Moskau – Mitte März will sich Russlands Präsident Wladimir Putin im Amt bestätigen lassen. An der Legitimität von Wahlen in Russland gibt es schon lange erhebliche Zweifel. Zuletzt berichtete der Spiegel über bereits laufende Versuche, das Ergebnis im Sinne Putins zu manipulieren. Trotzdem läuft eine Art Wahlkampf, und der nimmt reichlich absurde Züge an, wie die Moscow Times berichtete. Die Schein-Opposition aus sowjetnostalgischen Kommunisten, selbsternannten „Zentristen“ und rechtsradikalen Nationalisten verbreitete demnach völlig inhaltsleere Wahlwerbespots, während Putin den „russischen Bären“, der das Land „nie verlassen“ werde, wenn er wieder gewählt werde.

Rechtsradikaler Slutsky will nicht als Putin-Gegner verstanden werden
Nicht einmal die Mühe, einen Oppositionskandidaten zu mimen, machte sich laut der Zeitung der Spitzenkandidat der rechtsradikalen „liberaldemokratischen“ Partei, Leonid Slutsky: „Eine Stimme für Slutsky ist definitiv keine Stimme gegen Putin“, sagte er bei der Ankündigung seiner Kandidatur. Ansonsten sei das Video voller Bezügen zu Slutskys verstorbenen Vorgänger Wladimir Schirinowski gewesen. „Schirinowski Erbe lebt“, sei das Kernvideo.
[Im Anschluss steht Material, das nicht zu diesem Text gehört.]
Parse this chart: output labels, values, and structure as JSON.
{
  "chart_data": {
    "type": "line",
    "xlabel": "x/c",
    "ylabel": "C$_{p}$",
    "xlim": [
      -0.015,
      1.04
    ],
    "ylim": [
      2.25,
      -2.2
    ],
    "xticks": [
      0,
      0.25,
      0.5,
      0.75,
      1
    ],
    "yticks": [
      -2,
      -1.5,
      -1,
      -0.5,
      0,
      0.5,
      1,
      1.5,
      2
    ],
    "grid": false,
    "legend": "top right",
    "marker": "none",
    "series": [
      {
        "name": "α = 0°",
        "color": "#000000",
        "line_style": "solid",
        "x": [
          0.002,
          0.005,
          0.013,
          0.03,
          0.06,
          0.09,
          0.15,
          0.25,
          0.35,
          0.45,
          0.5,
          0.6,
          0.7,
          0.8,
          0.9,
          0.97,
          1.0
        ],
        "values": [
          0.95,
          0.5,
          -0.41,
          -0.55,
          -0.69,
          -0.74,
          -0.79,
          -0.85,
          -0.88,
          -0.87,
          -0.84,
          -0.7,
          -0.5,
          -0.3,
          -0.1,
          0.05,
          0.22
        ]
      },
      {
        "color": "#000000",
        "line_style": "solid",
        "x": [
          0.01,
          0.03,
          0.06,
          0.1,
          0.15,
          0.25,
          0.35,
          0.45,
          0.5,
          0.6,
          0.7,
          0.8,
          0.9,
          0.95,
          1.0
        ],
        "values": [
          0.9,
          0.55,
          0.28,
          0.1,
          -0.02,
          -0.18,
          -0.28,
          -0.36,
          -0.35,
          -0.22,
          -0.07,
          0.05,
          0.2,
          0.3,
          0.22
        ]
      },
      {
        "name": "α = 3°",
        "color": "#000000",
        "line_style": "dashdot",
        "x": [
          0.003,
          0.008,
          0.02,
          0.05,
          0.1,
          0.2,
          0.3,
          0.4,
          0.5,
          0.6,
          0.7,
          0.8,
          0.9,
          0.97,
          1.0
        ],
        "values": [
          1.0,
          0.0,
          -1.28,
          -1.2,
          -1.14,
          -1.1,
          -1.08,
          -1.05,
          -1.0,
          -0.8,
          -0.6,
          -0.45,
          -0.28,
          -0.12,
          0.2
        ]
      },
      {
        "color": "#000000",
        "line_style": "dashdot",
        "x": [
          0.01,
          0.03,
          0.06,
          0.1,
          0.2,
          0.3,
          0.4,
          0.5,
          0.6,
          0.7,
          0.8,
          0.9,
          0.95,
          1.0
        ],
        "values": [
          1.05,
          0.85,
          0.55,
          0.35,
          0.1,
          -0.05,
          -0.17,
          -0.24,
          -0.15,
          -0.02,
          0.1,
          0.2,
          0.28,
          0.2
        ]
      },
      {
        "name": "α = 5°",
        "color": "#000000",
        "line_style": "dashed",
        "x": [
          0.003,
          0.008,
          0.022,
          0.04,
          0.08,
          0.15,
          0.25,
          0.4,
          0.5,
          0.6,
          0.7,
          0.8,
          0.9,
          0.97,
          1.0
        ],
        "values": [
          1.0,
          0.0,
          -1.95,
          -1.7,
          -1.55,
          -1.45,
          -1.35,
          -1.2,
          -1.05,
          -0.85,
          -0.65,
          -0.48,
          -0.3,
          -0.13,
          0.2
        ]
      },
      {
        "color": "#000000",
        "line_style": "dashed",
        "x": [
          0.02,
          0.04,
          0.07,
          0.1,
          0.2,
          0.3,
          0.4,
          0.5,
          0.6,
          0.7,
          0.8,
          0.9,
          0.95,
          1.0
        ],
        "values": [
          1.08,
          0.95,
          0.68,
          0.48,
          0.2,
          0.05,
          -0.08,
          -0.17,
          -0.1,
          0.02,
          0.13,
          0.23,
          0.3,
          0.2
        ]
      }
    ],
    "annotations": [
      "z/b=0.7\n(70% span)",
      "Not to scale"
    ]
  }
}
Was das bedeutet, illustriert ein Vorschlag des Verstorbenen: 2014 forderte er laut der Nachrichtenagentur Reuters eine Aufteilung der Ukraine nach Vorbild des Molotow-Ribbentrop-Paktes, mit dem Nazi-Deutschland und die Sowjetunion während des Zweiten Weltkriegs Polen teilten, überfielen und besetzten.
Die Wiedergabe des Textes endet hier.